It is sometimes tempting to imitate someone else’s unique idea or approach. You might think you can do it better, a proven market can be a lure, innovation takes effort, and the perception of lower risk is attractive. Android phones have copied quite a bit of the iPhone IOS and Android has done well. Microsoft copied Apple and that seems to have turned out well. There are many other examples. Unless you have a unique improvement, see a huge untapped opportunity in a market, or have some other secret weapon, try to resist the temptation. Keep in mind that Android is given to phone hardware manufacturers at no charge and their only other option is Microsoft’s Windows Phone operating system. Google is certainly innovative, but Android’s initial reason for existence was not to create a unique smartphone. Google built Android to prevent Apple from gaining a dominance in their lucrative advertising business.
Do you remember the Microsoft Zune music player? It was good product, but could never compete with the iPod. The original was too good. By the time the Zune matched the basic capabilities of the iPod, Apple had moved onto the iPod Shuffle, Nano, Touch, iPhone, etc.
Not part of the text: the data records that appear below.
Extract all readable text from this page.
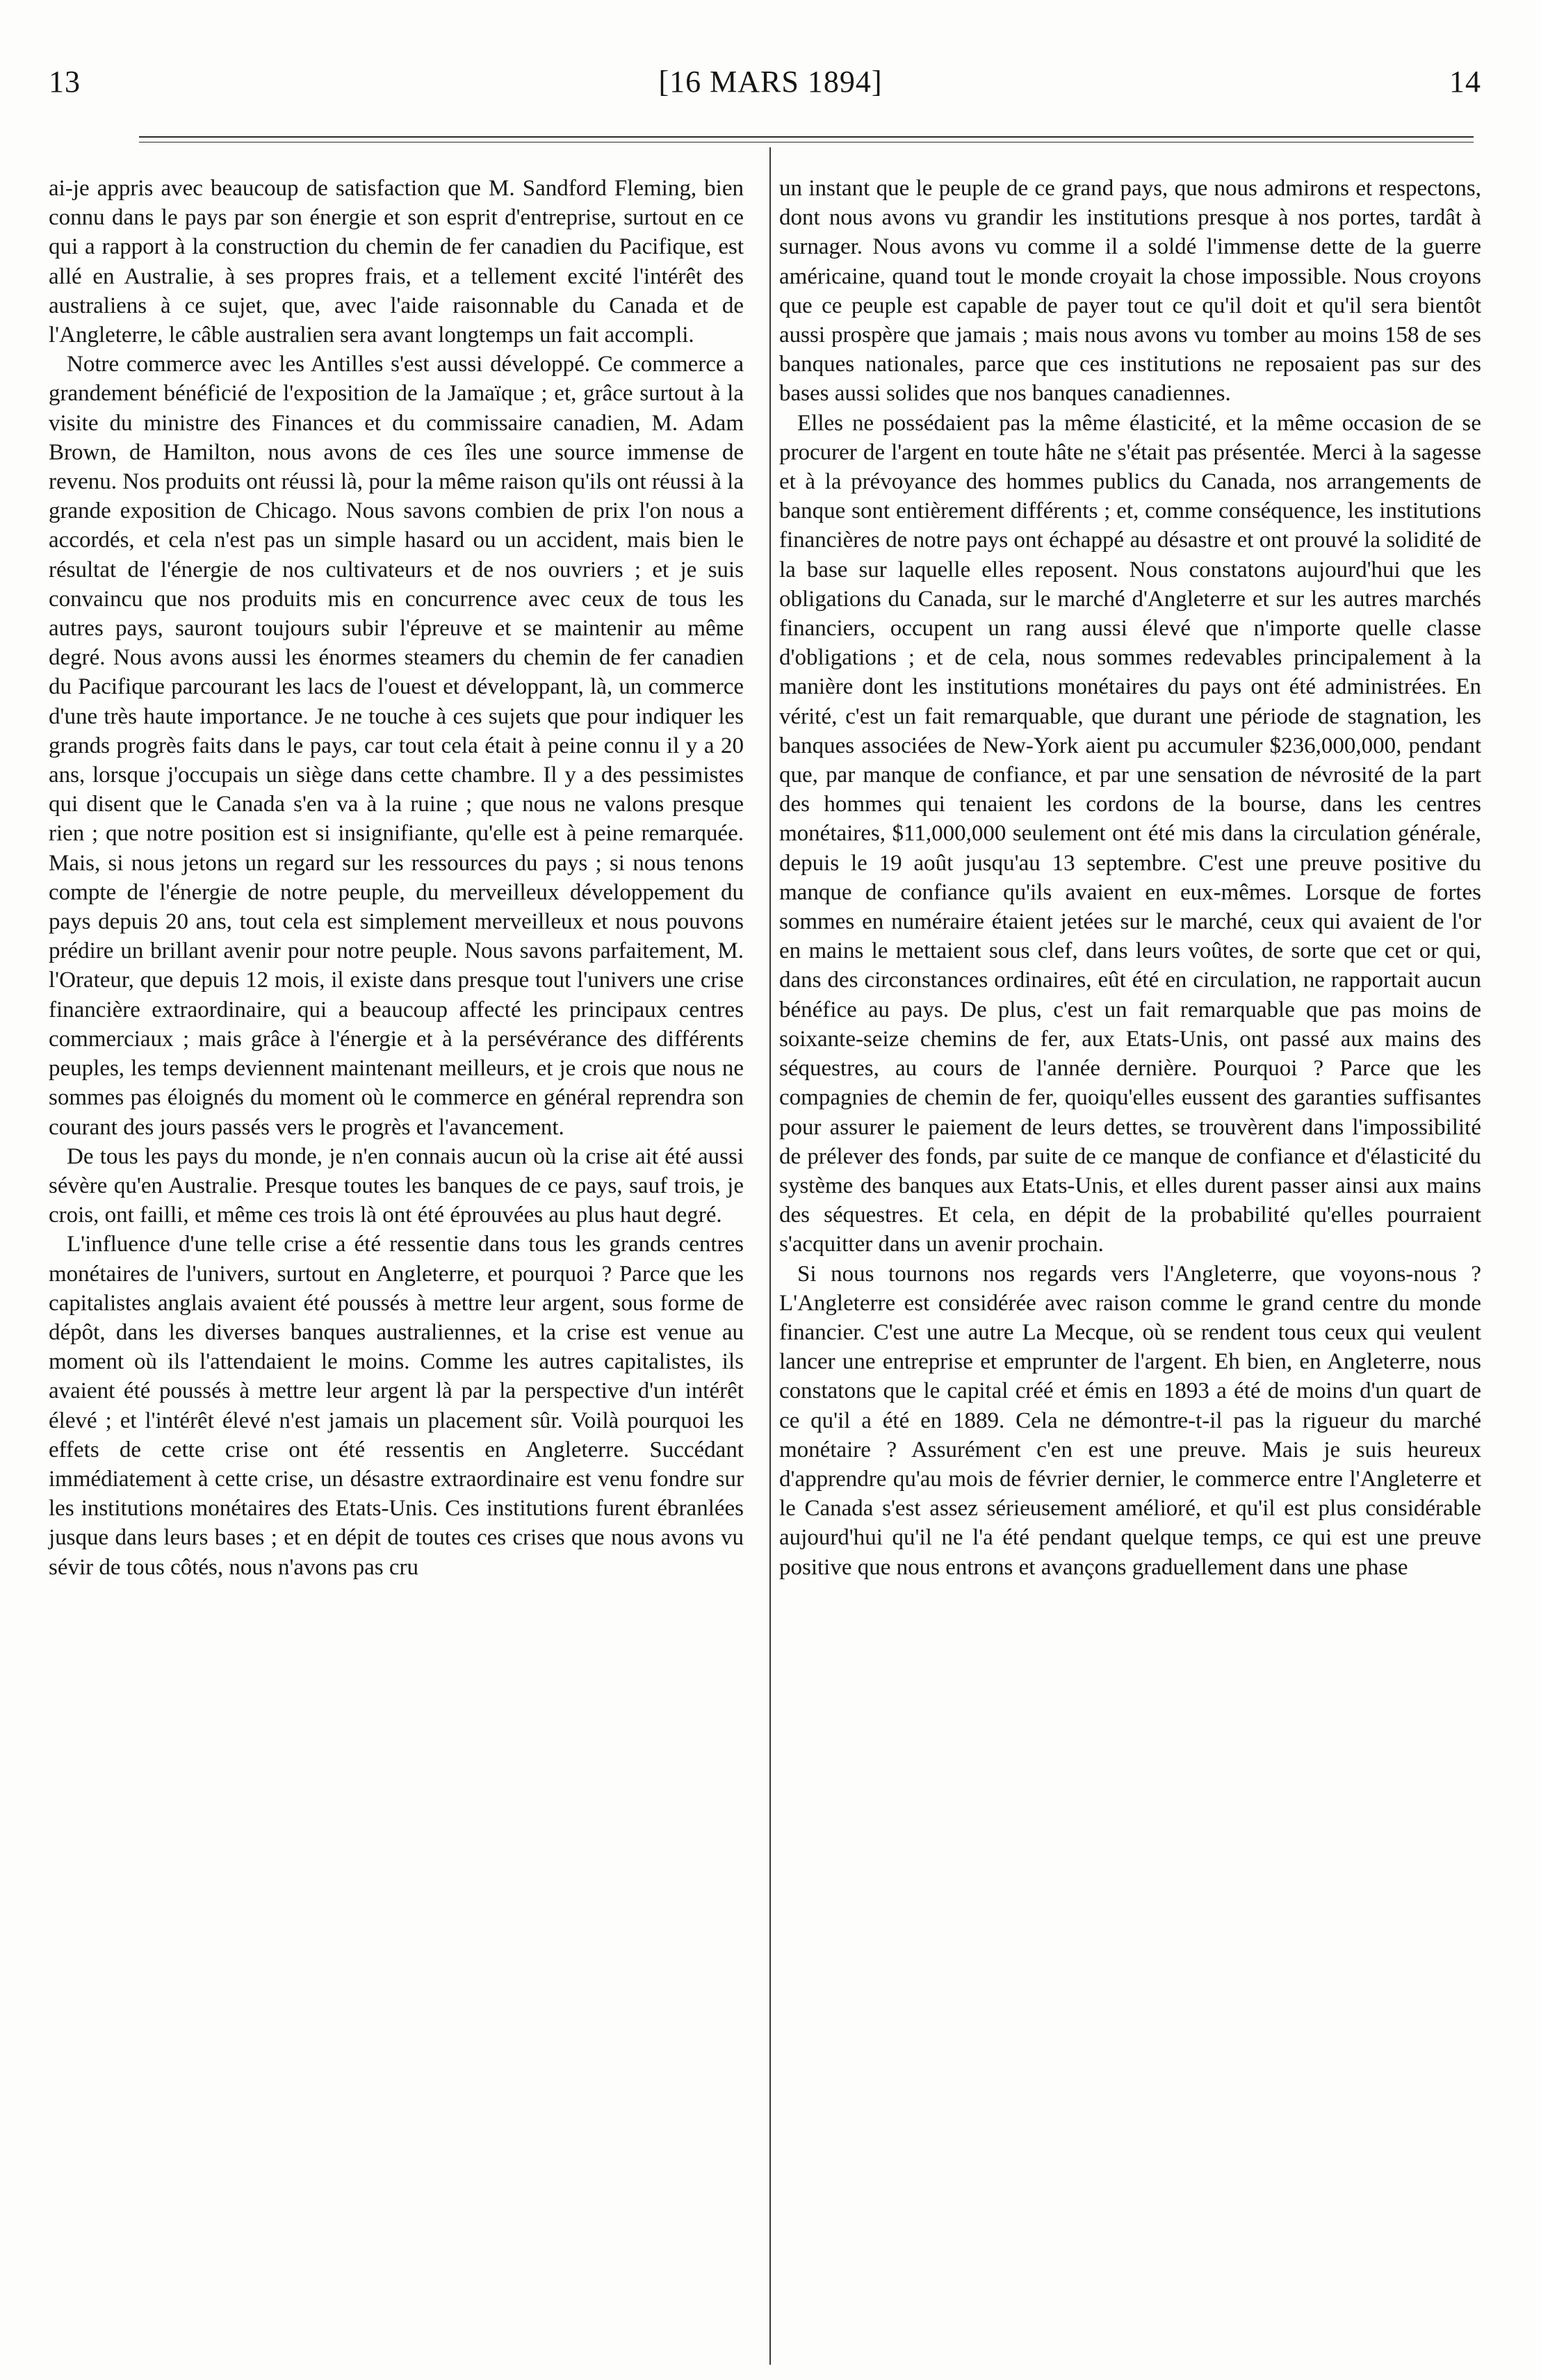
13	[16 MARS 1894]	14

ai-je appris avec beaucoup de satisfaction que M. Sandford Fleming, bien connu dans le pays par son énergie et son esprit d'entreprise, surtout en ce qui a rapport à la construction du chemin de fer canadien du Pacifique, est allé en Australie, à ses propres frais, et a tellement excité l'intérêt des australiens à ce sujet, que, avec l'aide raisonnable du Canada et de l'Angleterre, le câble australien sera avant longtemps un fait accompli.

Notre commerce avec les Antilles s'est aussi développé. Ce commerce a grandement bénéficié de l'exposition de la Jamaïque ; et, grâce surtout à la visite du ministre des Finances et du commissaire canadien, M. Adam Brown, de Hamilton, nous avons de ces îles une source immense de revenu. Nos produits ont réussi là, pour la même raison qu'ils ont réussi à la grande exposition de Chicago. Nous savons combien de prix l'on nous a accordés, et cela n'est pas un simple hasard ou un accident, mais bien le résultat de l'énergie de nos cultivateurs et de nos ouvriers ; et je suis convaincu que nos produits mis en concurrence avec ceux de tous les autres pays, sauront toujours subir l'épreuve et se maintenir au même degré. Nous avons aussi les énormes steamers du chemin de fer canadien du Pacifique parcourant les lacs de l'ouest et développant, là, un commerce d'une très haute importance. Je ne touche à ces sujets que pour indiquer les grands progrès faits dans le pays, car tout cela était à peine connu il y a 20 ans, lorsque j'occupais un siège dans cette chambre. Il y a des pessimistes qui disent que le Canada s'en va à la ruine ; que nous ne valons presque rien ; que notre position est si insignifiante, qu'elle est à peine remarquée. Mais, si nous jetons un regard sur les ressources du pays ; si nous tenons compte de l'énergie de notre peuple, du merveilleux développement du pays depuis 20 ans, tout cela est simplement merveilleux et nous pouvons prédire un brillant avenir pour notre peuple. Nous savons parfaitement, M. l'Orateur, que depuis 12 mois, il existe dans presque tout l'univers une crise financière extraordinaire, qui a beaucoup affecté les principaux centres commerciaux ; mais grâce à l'énergie et à la persévérance des différents peuples, les temps deviennent maintenant meilleurs, et je crois que nous ne sommes pas éloignés du moment où le commerce en général reprendra son courant des jours passés vers le progrès et l'avancement.

De tous les pays du monde, je n'en connais aucun où la crise ait été aussi sévère qu'en Australie. Presque toutes les banques de ce pays, sauf trois, je crois, ont failli, et même ces trois là ont été éprouvées au plus haut degré.

L'influence d'une telle crise a été ressentie dans tous les grands centres monétaires de l'univers, surtout en Angleterre, et pourquoi ? Parce que les capitalistes anglais avaient été poussés à mettre leur argent, sous forme de dépôt, dans les diverses banques australiennes, et la crise est venue au moment où ils l'attendaient le moins. Comme les autres capitalistes, ils avaient été poussés à mettre leur argent là par la perspective d'un intérêt élevé ; et l'intérêt élevé n'est jamais un placement sûr. Voilà pourquoi les effets de cette crise ont été ressentis en Angleterre. Succédant immédiatement à cette crise, un désastre extraordinaire est venu fondre sur les institutions monétaires des Etats-Unis. Ces institutions furent ébranlées jusque dans leurs bases ; et en dépit de toutes ces crises que nous avons vu sévir de tous côtés, nous n'avons pas cru

un instant que le peuple de ce grand pays, que nous admirons et respectons, dont nous avons vu grandir les institutions presque à nos portes, tardât à surnager. Nous avons vu comme il a soldé l'immense dette de la guerre américaine, quand tout le monde croyait la chose impossible. Nous croyons que ce peuple est capable de payer tout ce qu'il doit et qu'il sera bientôt aussi prospère que jamais ; mais nous avons vu tomber au moins 158 de ses banques nationales, parce que ces institutions ne reposaient pas sur des bases aussi solides que nos banques canadiennes.

Elles ne possédaient pas la même élasticité, et la même occasion de se procurer de l'argent en toute hâte ne s'était pas présentée. Merci à la sagesse et à la prévoyance des hommes publics du Canada, nos arrangements de banque sont entièrement différents ; et, comme conséquence, les institutions financières de notre pays ont échappé au désastre et ont prouvé la solidité de la base sur laquelle elles reposent. Nous constatons aujourd'hui que les obligations du Canada, sur le marché d'Angleterre et sur les autres marchés financiers, occupent un rang aussi élevé que n'importe quelle classe d'obligations ; et de cela, nous sommes redevables principalement à la manière dont les institutions monétaires du pays ont été administrées. En vérité, c'est un fait remarquable, que durant une période de stagnation, les banques associées de New-York aient pu accumuler $236,000,000, pendant que, par manque de confiance, et par une sensation de névrosité de la part des hommes qui tenaient les cordons de la bourse, dans les centres monétaires, $11,000,000 seulement ont été mis dans la circulation générale, depuis le 19 août jusqu'au 13 septembre. C'est une preuve positive du manque de confiance qu'ils avaient en eux-mêmes. Lorsque de fortes sommes en numéraire étaient jetées sur le marché, ceux qui avaient de l'or en mains le mettaient sous clef, dans leurs voûtes, de sorte que cet or qui, dans des circonstances ordinaires, eût été en circulation, ne rapportait aucun bénéfice au pays. De plus, c'est un fait remarquable que pas moins de soixante-seize chemins de fer, aux Etats-Unis, ont passé aux mains des séquestres, au cours de l'année dernière. Pourquoi ? Parce que les compagnies de chemin de fer, quoiqu'elles eussent des garanties suffisantes pour assurer le paiement de leurs dettes, se trouvèrent dans l'impossibilité de prélever des fonds, par suite de ce manque de confiance et d'élasticité du système des banques aux Etats-Unis, et elles durent passer ainsi aux mains des séquestres. Et cela, en dépit de la probabilité qu'elles pourraient s'acquitter dans un avenir prochain.

Si nous tournons nos regards vers l'Angleterre, que voyons-nous ? L'Angleterre est considérée avec raison comme le grand centre du monde financier. C'est une autre La Mecque, où se rendent tous ceux qui veulent lancer une entreprise et emprunter de l'argent. Eh bien, en Angleterre, nous constatons que le capital créé et émis en 1893 a été de moins d'un quart de ce qu'il a été en 1889. Cela ne démontre-t-il pas la rigueur du marché monétaire ? Assurément c'en est une preuve. Mais je suis heureux d'apprendre qu'au mois de février dernier, le commerce entre l'Angleterre et le Canada s'est assez sérieusement amélioré, et qu'il est plus considérable aujourd'hui qu'il ne l'a été pendant quelque temps, ce qui est une preuve positive que nous entrons et avançons graduellement dans une phase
Have you tried Windows 8? I tried it at a kiosk in Seattle airport and it is also a good product. It took a few minutes to understand “charms, tiles, menu swipes, and split screens,” but it looked like a modern version of Windows for touch screens. Will it do well? It is still too soon to say, but at least Microsoft is trying a unique approach this time around.
For niche technology companies, uniqueness is valuable in ways that go far beyond making money by selling a product or service. Once you are “ahead of the curve,” your ability to innovate can be used to create the next great idea, while others in the industry struggle to keep up. In many markets, only the number one company is profitable, number two typically breaks even, and the rest lose money. There is always the danger of getting too far ahead of your market, but this risk is worthwhile since it is easier to slow down the pace of innovation as opposed to playing catch up. So resist that temptation: imitation may be the sincerest form of flattery, but not when you are flattering your competitors.